In the following section, we’ll show you how to do financial planning for women, no matter the stage in your life.
Financial Planning for a Teenager
Income: Young girls still in school or college can easily begin earning by taking tuition or freelancing. They can also save up money that they get from relatives or pocket money. In addition, doing odd jobs around the house at this early age can help them become financially responsible later in life.
Investment: Teenagers can begin investing in mutual funds as soon as they have all their documents in order. Other investment vehicles include fixed deposits, post office funds, etc.
Savings: Even at this age, children should be taught that saving half of their earnings is a good rule of thumb. If this lesson is learnt too late, people can become heavy spenders and poor savers.
Financial Planning for Single Woman
Income: Nowadays, all women strive for financial independence. They usually choose the safer route of becoming salaried employees. However, it should be understood that having just one income source is risky. Therefore, single women should try to supplement their regular income with a side job.
Investment: The risk appetite of young women in their 20s is different from those in their 40s. Hence, 20-year-old single women should focus on investing for financial goals such as education, marriage and parenthood.
Therefore, investing in higher-risk equity mutual funds is appropriate for 20-year-olds. In comparison, 40-year-old women should focus on investment for retirement and choose low-risk debt mutual funds.
Savings: While being 20 does not mean you should not enjoy your income, it also does not mean you can be foolhardy. If you have done your financial planning well, you will know that you will require considerable savings to achieve your goals. Hence, follow the traditional rule of “save half” and live on the rest.
Financial Planning for Single Mothers
Income: If a single mother is working, her focus will be oriented towards raising her child. However, she must not forget that retirement planning is just as important.
Investment: Invest in keeping retirement, children’s education, higher education, marriage and your future in mind. However, highly risky investments can be avoided. Instead, invest in instruments with a lock-in period so you do not feel the temptation to spend the money. Also, try to keep a six months’ emergency fund.
Savings: A single mother may not be able to save as much as she would like. However, whenever possible, freeze some of your assets in FDs, RDs, etc.
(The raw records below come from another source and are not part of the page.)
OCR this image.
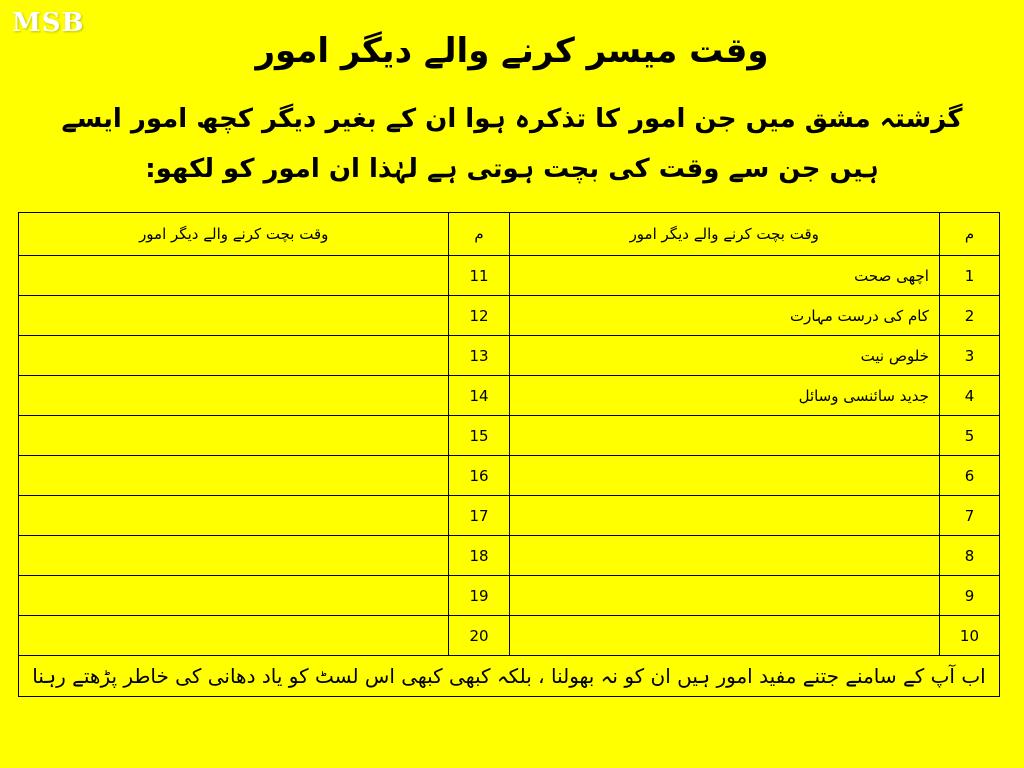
MSB
وقت میسر کرنے والے دیگر امور
گزشتہ مشق میں جن امور کا تذکرہ ہوا ان کے بغیر دیگر کچھ امور ایسے ہیں جن سے وقت کی بچت ہوتی ہے لہٰذا ان امور کو لکھو:
م	وقت بچت کرنے والے دیگر امور	م	وقت بچت کرنے والے دیگر امور
1	اچھی صحت	11	
2	کام کی درست مہارت	12	
3	خلوص نیت	13	
4	جدید سائنسی وسائل	14	
5		15	
6		16	
7		17	
8		18	
9		19	
10		20	
اب آپ کے سامنے جتنے مفید امور ہیں ان کو نہ بھولنا ، بلکہ کبھی کبھی اس لسٹ کو یاد دھانی کی خاطر پڑھتے رہنا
Financial Planning for Working Women
Income: If you are married and a working woman, you have the additional cushion of your spouse’s income. Hence, you can use your income to buy life and health insurance covers for your family.
Investment: However, managing a home and a family will leave you with little to devote to your finances. Hence, you should make use of apps to track your management of finances. Invest also on behalf of your children to secure their education and higher studies.
Savings: Though it is difficult for households to save a lot, you must stay focused on your financial goals. Maintain a healthy saving habit, and you should be able to achieve your target for retirement.
Financial Planning for Homemakers
Income: Homemakers save money from the monthly household budget. Hence, with no fixed income, they are at a disadvantage. However, they can also supplement their income in various ways with side jobs.
Investment: Homemakers can invest in FDs, RDs, and other low-risk investment instruments if they choose. However, they can also invest in mutual funds and other tax-saving investment vehicles.
Savings: Homemakers can save through FDs, RDs, and savings account.
Thus by doing thorough financial planning through life stages, women can avoid some pitfalls in life and maintain a higher standard of living.